Do Kioto w 2 godziny

 Jesteśmy już w Kioto, poprzedniej stolicy Japonii. W 1868 roku cesarz Mutsushito przeniósł swoją siedzibę do Tokio. 

Do Kioto oddalonego od stolicy o 450 km przejechaliśmy w zaledwie 2 godziny shinkansenem- ekspresowym pociągiem o charakterystycznym kształcie torpedy. 

Nie trzeba kupować biletów z wyprzedzeniem ponieważ wyjeżdżają z Tokio dworca głównego co 8 minut! Bilet kupuje się w automacie, przechodzi przez bramki jak do metra. Potem należy odszukać właściwy tor, nie peron🤪 Trzeba to zrobić punktualnie, bo wg rozkładu japońskich pociągów można ustawiać zegarki. Jednak, jak się spóźnimy na nasz pociąg, możemy wsiąść do kolejnego, ale bez rezerwacji miejsca - w specjalnych wagonach non-reserved. Shinkansenem Nozomi - „mieć nadzieję” przejeżdża przez miejscowości leżące u podnóża najsłynniejszej góry - wulkanu Fuji. Już w Tokio nam powiedziano, że latem rzadko widać wierzchołek z powodu dużej wilgotności. Tak oto w 42 minucie jazdy ekspresu patrzymy na Fuji przykrytą pierzynką chmur, szkoda…

Do Kioto przyjechaliśmy przed godzinami zameldowania, więc walizkę zostawiamy w skrytce na dworcu. Na każdej stacji kolejowej i każdej stacji metra są płatne skrytki jednodniowe. Daje to możliwość szybkiego podróżowania po Japonii. Rano można pojechać do miejsca oddalonego o 500 km, zwiedzić je i tego samego dnia kolejnym pociągiem pojechać dalej. 

My jednak zostaniemy w Kioto kilka dni. Znaleźliśmy tym razem nocleg o większej przestrzeni. Wynajmujemy mały japoński domek -  machiya. Jest to zmodernizowana wersja tradycyjnego, bo toaleta i ubikacja są w środku. Cała konstrukcja łącznie z dachem sjest drewniana. Wszystkiego drzwi są przesuwne, łącznie z wejściem głównym. Wchodzi się do małego przedsionka i tam trzeba zostawić buty. Wchodząc dalej napotykamy na wysoki próg i od tej części domu można się poruszać boso lub w delikatnym w obuwiu - kapcie jednorazowe. Na parterze jest kuchnia - ta już nowoczesna, wyposażona w potrzebne sprzęty oraz jadalnia. Najciekawszym pomieszczeniem na parterze jest pokój do picia herbaty- specjalny niski stolik i poduchy do siedzenia. Ponieważ to pomieszczenie może służyć, a kiedyś na pewno służyło, do spania, ma podłogę wyścieloną matami tatami. Na piętrze są dwie sypialnie tradycyjne z futonami. Na szczęście każde z pomieszczeń jest wyposażone w klimatyzację, bez tego zbawiennego urządzenia nie dałoby się spać. 

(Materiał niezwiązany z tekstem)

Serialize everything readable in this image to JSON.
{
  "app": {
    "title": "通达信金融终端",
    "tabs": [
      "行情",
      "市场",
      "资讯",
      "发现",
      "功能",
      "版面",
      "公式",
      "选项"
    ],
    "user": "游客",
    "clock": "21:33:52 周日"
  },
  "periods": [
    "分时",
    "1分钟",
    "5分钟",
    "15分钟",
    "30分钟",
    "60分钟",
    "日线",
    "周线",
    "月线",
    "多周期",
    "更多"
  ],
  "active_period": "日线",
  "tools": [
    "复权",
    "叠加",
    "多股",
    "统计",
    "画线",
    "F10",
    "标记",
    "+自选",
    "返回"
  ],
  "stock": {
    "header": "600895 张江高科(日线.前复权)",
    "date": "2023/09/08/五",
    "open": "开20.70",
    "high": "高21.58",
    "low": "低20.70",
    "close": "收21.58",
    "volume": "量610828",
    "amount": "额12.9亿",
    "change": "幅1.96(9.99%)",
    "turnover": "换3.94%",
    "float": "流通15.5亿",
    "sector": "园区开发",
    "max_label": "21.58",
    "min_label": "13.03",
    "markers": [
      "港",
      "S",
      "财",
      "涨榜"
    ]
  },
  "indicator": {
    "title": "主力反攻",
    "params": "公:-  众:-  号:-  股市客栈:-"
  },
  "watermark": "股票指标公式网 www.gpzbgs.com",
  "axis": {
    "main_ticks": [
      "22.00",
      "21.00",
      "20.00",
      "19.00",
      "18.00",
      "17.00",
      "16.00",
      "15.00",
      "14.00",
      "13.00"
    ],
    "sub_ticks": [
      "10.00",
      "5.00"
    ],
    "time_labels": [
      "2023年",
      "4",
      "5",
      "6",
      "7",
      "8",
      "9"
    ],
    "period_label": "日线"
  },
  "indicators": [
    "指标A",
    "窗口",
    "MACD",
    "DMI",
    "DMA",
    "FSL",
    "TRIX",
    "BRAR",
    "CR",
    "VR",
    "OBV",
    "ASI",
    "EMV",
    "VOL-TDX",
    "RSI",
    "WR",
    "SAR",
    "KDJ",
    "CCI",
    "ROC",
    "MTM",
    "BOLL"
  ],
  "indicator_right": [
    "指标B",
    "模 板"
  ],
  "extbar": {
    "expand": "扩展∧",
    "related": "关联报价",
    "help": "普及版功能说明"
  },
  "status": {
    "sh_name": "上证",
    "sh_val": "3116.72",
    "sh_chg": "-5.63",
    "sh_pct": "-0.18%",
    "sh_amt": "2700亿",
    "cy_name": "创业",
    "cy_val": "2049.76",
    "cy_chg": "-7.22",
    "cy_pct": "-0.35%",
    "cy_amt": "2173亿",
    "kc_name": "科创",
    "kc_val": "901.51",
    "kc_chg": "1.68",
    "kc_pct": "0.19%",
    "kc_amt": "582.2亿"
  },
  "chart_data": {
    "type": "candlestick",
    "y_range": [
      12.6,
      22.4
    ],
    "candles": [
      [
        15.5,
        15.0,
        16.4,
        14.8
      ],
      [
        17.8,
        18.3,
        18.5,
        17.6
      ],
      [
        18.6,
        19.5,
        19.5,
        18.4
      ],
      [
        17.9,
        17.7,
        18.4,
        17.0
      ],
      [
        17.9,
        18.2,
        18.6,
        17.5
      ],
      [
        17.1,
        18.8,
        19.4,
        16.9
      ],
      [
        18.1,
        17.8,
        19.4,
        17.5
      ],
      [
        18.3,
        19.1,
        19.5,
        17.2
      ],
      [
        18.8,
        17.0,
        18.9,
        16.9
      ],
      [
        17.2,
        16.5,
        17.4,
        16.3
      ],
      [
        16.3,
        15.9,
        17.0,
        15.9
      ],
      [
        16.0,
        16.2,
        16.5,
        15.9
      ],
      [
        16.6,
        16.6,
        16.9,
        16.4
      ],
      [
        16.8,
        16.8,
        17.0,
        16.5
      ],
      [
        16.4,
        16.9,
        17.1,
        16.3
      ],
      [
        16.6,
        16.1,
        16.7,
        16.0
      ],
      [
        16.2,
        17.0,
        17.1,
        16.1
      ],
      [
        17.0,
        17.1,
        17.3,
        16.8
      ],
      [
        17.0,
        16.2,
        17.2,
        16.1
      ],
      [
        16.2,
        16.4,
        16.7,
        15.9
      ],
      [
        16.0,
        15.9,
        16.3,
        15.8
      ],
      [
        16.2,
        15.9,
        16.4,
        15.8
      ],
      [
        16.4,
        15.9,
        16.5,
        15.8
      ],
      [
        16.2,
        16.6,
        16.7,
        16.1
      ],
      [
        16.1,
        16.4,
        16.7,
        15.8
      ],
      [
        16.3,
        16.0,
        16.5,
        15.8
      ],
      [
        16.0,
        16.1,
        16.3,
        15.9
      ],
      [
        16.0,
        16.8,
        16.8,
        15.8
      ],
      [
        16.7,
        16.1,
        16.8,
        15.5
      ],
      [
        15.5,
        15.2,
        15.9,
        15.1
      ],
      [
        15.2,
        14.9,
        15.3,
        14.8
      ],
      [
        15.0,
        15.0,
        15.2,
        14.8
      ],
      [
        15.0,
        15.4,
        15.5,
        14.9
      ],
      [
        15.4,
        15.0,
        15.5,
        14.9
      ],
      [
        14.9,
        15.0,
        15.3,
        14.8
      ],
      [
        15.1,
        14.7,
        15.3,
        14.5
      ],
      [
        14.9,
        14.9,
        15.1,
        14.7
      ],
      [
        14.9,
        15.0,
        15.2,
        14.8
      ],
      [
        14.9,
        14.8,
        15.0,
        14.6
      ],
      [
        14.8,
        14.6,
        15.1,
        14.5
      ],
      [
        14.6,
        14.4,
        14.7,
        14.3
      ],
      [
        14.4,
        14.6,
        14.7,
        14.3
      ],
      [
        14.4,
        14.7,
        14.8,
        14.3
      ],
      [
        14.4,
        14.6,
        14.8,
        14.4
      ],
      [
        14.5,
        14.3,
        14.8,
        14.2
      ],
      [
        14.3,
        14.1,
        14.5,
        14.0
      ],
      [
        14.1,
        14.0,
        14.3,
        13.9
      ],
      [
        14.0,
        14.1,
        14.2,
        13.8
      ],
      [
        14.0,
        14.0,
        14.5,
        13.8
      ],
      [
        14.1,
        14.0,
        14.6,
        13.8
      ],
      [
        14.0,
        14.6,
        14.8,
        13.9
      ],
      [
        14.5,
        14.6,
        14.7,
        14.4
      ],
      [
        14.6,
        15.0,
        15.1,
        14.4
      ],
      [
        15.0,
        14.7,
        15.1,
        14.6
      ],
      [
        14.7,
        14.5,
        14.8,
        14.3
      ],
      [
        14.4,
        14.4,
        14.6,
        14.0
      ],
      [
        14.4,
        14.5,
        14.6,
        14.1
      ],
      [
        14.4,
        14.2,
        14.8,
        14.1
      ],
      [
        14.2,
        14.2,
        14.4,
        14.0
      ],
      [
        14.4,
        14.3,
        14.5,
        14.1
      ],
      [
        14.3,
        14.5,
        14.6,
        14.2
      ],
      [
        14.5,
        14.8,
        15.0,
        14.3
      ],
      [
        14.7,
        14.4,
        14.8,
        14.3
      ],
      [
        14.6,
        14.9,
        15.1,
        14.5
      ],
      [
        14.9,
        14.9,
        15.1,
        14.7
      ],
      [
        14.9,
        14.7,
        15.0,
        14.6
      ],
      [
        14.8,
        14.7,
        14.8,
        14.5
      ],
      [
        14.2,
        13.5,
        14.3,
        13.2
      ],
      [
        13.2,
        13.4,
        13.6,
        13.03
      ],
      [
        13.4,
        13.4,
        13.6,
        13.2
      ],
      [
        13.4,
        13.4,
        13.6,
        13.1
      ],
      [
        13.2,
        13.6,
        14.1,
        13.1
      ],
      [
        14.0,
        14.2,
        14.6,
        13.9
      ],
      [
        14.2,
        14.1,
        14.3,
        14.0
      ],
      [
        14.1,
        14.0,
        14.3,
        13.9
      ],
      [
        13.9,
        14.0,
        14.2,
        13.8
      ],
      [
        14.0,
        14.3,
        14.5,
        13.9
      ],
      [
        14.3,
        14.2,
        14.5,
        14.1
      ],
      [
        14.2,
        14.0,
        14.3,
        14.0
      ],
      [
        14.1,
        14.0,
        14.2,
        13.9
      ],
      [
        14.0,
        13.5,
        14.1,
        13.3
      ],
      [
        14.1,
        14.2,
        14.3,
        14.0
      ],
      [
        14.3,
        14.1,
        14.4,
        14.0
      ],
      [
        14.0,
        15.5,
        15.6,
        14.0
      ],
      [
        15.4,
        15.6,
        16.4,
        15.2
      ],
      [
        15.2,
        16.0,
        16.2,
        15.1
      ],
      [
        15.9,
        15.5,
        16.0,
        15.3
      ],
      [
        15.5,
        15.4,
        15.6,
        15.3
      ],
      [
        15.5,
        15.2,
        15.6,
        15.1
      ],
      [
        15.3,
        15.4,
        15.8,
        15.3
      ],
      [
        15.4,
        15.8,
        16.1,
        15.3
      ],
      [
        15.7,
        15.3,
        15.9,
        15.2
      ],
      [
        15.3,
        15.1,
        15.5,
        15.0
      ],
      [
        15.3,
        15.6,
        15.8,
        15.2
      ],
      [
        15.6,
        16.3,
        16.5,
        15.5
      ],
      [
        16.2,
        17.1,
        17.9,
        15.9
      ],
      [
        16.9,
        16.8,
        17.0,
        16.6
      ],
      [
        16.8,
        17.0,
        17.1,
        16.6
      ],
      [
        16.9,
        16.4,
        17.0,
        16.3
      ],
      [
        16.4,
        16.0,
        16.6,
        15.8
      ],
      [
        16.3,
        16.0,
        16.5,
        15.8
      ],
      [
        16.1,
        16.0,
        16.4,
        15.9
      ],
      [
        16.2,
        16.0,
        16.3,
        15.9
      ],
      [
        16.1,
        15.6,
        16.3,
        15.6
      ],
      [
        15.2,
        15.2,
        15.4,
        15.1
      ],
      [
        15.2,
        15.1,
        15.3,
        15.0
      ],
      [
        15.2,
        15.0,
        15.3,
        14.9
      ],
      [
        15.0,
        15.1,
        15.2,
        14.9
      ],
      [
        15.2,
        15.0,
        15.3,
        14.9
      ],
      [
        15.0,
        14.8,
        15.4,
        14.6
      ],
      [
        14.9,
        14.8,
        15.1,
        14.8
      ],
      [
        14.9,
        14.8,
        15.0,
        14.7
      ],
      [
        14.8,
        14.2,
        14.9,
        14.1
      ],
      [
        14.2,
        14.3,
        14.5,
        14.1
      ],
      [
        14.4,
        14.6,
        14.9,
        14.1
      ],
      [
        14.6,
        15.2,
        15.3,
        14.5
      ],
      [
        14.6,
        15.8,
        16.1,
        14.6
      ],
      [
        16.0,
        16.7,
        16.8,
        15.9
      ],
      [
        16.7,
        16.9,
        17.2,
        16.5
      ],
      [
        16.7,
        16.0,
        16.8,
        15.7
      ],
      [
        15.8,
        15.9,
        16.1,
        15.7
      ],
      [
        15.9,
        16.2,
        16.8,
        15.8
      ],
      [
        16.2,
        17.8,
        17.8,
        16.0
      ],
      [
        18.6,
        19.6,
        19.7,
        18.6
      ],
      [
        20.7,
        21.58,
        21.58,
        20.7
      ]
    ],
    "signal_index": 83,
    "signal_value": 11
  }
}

Kioto jest dużym miastem, z pięknie zachowaną starą, tradycyjną częścią- dzielnicą Gion. To w niej nadal zamieszkują Geisze oraz młode adeptki Maiko uczą się fachu. Geishe z Kioto określają siebie jako Geiko- „kobiety sztuki”. Z powodu przekraczania granic wyczucia, smaku a po prostu braku szacunku przez gaijin’ów (obcokrajowców) wprowadzono zakaz fotografowania tych kobiet, a jego złamanie grozi karą wysokiej grzywny. 
Na ulicach Gion co chwilę można się natknąć na pseudo-geisze, czyli poprzebierane, wystylizowane turystki, najczęściej Chinki. Po kilku godzinach w salonie stylisty wychodzą na przechadzki po ulicach, drepczących małymi kroczkami w chodakach na koturnie, 
ściągając na się wzrok innych. Nie da się ukryć, że też im się przyglądam i jestem pełna podziwu. Kimono, a właściwie yukata-wersja letnia, składa się z kilku elementów, pas obi dość ciasno przylega, a na dworze ukrop. Makijaż wymagający sporo staranności, by nie spłynął z potem i przepięknie udrapowany koczek upiększony zdobnymi szpilkami do włosów. 
Dzisiejszy Gion to dzielnica rzemieślników, restauracji, sklepów. Pierwotnie było to miejsce rozrywek i uciech.